Term of Award

Summer 2013

Degree Name

Doctor of Education in Education Administration (Ed.D.)

Document Type and Release Option

Dissertation (open access)

Department

Department of Leadership, Technology, and Human Development

Committee Chair

Teri Denlea Melton

Committee Member 1

Paul Brinson

Committee Member 2

Yasar Bodur

Abstract

Teacher evaluations can be a tool for increasing teacher effectiveness and accountability if it is determined how evaluations can be best used. According to current literature, this is not the case. It is more pertinent than ever that administrators use evaluations to strengthen marginal teachers and further develop skills of teachers who are already proficient.
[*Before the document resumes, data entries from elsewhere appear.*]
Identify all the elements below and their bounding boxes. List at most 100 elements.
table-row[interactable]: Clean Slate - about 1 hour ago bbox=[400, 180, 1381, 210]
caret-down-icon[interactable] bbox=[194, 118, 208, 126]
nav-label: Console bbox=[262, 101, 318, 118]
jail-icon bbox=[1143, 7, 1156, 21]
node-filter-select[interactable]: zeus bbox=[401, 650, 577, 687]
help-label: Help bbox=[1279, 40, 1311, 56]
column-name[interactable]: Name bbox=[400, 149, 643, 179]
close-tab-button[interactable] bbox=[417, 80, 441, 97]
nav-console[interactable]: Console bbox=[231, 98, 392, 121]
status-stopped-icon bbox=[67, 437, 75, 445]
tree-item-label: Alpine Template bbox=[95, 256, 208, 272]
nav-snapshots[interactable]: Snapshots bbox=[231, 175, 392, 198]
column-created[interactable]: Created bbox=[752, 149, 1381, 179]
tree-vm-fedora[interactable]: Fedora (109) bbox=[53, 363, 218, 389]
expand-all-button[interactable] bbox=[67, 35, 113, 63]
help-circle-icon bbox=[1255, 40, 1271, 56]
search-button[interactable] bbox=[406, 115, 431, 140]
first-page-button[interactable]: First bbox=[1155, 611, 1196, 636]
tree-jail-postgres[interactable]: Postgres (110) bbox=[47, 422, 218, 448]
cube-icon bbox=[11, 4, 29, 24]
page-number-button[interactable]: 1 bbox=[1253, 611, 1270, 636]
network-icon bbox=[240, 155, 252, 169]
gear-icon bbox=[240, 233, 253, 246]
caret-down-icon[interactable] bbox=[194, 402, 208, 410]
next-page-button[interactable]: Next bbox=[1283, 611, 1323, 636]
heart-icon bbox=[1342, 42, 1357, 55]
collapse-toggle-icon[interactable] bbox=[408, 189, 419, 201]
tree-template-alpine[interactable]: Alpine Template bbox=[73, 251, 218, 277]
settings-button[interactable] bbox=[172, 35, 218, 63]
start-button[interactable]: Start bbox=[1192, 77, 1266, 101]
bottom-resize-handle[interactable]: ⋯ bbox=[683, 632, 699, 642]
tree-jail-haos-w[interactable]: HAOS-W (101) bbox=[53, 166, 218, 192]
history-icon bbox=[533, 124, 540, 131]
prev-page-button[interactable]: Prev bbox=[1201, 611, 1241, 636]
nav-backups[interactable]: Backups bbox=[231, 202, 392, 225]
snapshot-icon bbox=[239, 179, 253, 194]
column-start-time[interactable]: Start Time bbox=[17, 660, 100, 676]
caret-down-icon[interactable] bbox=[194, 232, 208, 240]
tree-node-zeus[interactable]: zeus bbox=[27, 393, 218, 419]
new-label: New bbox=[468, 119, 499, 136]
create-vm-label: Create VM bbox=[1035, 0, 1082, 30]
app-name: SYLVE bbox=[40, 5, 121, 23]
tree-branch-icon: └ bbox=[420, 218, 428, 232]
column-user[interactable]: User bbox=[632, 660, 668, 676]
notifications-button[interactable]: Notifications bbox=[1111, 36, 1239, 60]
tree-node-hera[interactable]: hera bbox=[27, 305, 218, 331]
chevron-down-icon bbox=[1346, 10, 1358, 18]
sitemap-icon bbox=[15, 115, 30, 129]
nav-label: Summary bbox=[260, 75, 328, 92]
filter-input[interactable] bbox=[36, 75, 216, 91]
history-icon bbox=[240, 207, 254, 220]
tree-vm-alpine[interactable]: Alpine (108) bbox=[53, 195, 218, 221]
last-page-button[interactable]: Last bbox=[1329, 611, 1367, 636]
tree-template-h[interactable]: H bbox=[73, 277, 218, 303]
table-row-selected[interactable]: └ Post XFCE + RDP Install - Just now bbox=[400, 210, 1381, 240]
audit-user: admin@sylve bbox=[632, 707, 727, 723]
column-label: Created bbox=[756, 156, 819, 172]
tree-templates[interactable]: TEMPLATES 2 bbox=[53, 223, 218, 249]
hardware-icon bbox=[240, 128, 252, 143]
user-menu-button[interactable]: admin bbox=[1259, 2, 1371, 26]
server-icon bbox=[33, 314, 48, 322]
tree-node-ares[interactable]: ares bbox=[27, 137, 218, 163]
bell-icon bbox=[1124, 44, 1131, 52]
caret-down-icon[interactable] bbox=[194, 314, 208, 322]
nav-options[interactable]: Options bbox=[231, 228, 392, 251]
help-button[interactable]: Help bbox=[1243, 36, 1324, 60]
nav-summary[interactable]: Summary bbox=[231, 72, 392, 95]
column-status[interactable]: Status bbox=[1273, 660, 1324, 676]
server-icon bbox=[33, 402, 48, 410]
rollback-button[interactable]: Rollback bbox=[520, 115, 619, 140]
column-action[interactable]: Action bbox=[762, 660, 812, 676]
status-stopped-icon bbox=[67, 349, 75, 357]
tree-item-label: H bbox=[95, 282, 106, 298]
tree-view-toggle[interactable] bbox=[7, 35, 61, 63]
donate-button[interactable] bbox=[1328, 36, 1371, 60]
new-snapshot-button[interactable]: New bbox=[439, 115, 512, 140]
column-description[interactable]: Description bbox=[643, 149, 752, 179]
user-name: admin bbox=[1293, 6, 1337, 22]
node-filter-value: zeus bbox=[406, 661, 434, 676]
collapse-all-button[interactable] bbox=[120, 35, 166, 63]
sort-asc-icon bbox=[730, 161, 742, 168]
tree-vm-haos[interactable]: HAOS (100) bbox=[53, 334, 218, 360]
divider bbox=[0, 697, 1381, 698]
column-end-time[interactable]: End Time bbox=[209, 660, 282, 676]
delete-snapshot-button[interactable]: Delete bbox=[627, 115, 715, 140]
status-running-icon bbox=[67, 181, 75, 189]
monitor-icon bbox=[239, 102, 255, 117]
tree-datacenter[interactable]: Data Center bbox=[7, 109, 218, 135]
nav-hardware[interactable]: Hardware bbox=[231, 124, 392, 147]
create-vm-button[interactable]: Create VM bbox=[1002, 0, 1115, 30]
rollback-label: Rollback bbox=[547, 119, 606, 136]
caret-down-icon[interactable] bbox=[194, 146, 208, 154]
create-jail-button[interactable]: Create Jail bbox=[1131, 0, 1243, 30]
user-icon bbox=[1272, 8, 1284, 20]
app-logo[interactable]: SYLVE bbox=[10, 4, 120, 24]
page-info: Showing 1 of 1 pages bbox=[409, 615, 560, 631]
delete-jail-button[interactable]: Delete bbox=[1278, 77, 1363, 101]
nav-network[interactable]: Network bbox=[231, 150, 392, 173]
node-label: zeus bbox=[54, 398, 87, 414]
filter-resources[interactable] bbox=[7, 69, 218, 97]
However, few studies exist pertaining to teacher and administrator perceptions of teacher evaluation effectiveness and even fewer focus Georgia teacher evaluations. The purpose of this descriptive study was to investigate perceptions of the teacher evaluation process held by teachers and administrators in southeast Georgia so that improvements to the teacher evaluation process could be considered. Survey data were collected (277 teachers and 12 administrators) representing three rural school districts in southeast Georgia. Data collection tools included the Teacher Evaluation Profile for Teachers and Administrators. Both included questions that participants rated based on a Likert-type scale. In addition to the Likert-types questions, one-open ended question was included that allowed teachers and administrators to reflect upon the current process for teacher evaluation used in their systems. Findings from both the Likert-type response questions and the open-ended question were analyzed with comparative differences between the survey and the open-ended response data. Data were analyzed by position (teacher and administrator). Responses on the survey questions were positive from both teachers and administrators. A large number of teachers (43.73%) indicated that the evaluation process in their system was average and that these evaluations had a strong impact on professional practices (20.15%). According to teachers, the strongest attribute of the evaluation process was that the feedback focused on the standards whereas administrators indicated that the timing of the feedback was the greatest attribute of the evaluation process. In addition, administrators believed that teacher evaluations have the greatest impact on student learning. This study demonstrated that both teachers and administrators are reasonably satisfied with the teacher evaluation process. This study resulted in limited findings that would indicate a complete overhaul of the evaluation process, but it suggests that minor changes could be made to enhance the overall usefulness of teacher evaluations.